Sad Commentary on Indianapolis

It hurts me to say this as a Democrat,, but somebody needs to hold Mayor Hogsett accountable for multiple problems in Indianapolis. To begin with, it seems that every day someone is shot and killed in Marion County and our response is to offer prayers and condolences. While our streets remain a disgusting mess given our chuck holes and other problems, our new proposed bus line is ripping apart major sections of Meridian Street, Capitol Street, and College. To make matters worse, it has taken longer to repair the bridge at Central and Fall Creek than it took to build the Golden Gate Bridge. Finally, the mayor proposes to build a new Courthouse/jail on an environmentally contaminated site off Southeastern Avenue and there is nearly an absence of political debate.

What is happening to our city? Judges are shot in downtown Indy and no criminal charges are filed. Nearly every shooting involves a drunken argument outside of a local watering hole and the NRA keeps its mouth shut. It’s time that we start treating firearms the way we do motor vehicles and maybe we can finally learn that the right to life doesn’t end at birth.

And while I am sincerely hopeful that the new bus line provides a critical service to our city, I continue to view it with mounting skepticism. For example, how are people that don’t live close to its boarding sites supposed to find a place to park their car to do so? Quite frankly, if you live beyond walking distance of the bus service, it seems to produce little more than community aggravation.
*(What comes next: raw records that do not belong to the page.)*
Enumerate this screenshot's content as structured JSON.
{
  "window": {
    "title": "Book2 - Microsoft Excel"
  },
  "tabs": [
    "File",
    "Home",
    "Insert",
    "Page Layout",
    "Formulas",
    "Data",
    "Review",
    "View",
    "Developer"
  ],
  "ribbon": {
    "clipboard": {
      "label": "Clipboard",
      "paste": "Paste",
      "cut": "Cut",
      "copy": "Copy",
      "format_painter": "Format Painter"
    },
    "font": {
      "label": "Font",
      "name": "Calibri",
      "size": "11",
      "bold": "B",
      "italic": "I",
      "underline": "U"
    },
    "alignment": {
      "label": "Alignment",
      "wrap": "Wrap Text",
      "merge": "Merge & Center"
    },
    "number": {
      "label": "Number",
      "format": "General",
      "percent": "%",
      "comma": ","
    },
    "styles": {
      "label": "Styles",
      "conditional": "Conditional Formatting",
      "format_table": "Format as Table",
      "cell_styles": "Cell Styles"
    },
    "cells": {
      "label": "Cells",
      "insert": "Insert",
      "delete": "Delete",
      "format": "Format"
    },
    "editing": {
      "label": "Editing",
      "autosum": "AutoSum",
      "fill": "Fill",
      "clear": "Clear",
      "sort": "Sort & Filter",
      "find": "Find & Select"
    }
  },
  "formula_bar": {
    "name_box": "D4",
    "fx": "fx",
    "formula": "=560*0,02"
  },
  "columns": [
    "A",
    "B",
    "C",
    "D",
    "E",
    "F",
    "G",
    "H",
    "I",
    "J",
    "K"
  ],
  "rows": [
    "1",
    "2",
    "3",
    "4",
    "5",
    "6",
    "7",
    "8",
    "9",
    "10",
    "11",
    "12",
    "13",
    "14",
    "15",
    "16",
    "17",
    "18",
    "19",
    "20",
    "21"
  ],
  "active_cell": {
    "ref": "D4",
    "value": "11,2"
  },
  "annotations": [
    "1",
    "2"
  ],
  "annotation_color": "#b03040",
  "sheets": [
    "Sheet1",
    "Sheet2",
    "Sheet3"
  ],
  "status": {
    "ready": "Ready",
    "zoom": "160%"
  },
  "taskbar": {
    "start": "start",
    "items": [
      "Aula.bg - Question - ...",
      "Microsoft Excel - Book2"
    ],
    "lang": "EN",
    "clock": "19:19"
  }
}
On top of that, look what it is doing concerning access to principal city streets. The reduction of lanes on Meridian, Capitol and College does little more than ensure traffic jams during rush hour every day. It would be helpful if Central was open to traffic, but that remains impossible since the bridge has been closed for a couple of years. What is taking so long on that project and why hasn’t the Mayor demanded answers?

Tragically, the Mayor is adding to our problems with his proposal to build a new Courthouse/county jail off of Prospect and Southeastern Avenue. Before making a brief comment on environmental issues, the site makes no sense given that it is largely inaccessible. Has anyone tried to travel on Southeastern Avenue from downtown Indy and had the lovely experience of a largely two lane road that involves crossing very active railroad tracks as well as the city’s worst intersection off of English Avenue? Given that there is only one bus service from downtown Indianapolis to this area, how does the Mayor propose that jurors, witnesses and court personnel gain ready access to the new facility?

But the problems related to this project are compounded with environmental issues. As most of you know, it is being built on a site run by a Coke manufacturing facility for over a century. Close to 14 carcinogens have been identified in that property, and parts of it are banned from any type of construction.

Yet while the Mayor’s experts have concluded that while this location is so environmentally contaminated that it would be inappropriate to build residential property, they want to construct a jail that functions as residential property by any definition. Put another way, if the site is too poisonous to have families live there, then how can you have individuals incarcerated for months at a time while being visited by family and friends? On top of that, how is it any safer for probation officers, court personnel, judges, police officers or lawyers?

Finally, the conclusion of the Mayor’s experts is more contaminated than the property itself. While they are claiming that remedial action will make it safe for individuals to work on this property, they also conclude that it would be irresponsible to grow any type of vegetation and consume it. Like it or not, if the remediation will not stop a growing tomato from being poisoned, how are human beings any safer?

Let me wrap this up with this analogy. The Mayor’s experts conclude that “an unreasonable risk to human health and the environment does not appear likely.” Let me suggest that you use that same standard if you were visiting a farm in the middle of that winter with family and friends. Assume there was a pond on that facility that appeared to be frozen over. If your kids wanted to go out and play on that ice, what would you do if the property’s owner responded to your safety question with the answer, “Well, I think it is very UNLIKELY that the kids will fall through the ice.”

All of you know that you would keep your children off of that pond, and that same conclusion applies to the Mayor’s Courthouse/jail proposal. I think the Mayor owes us some answers, don’t you?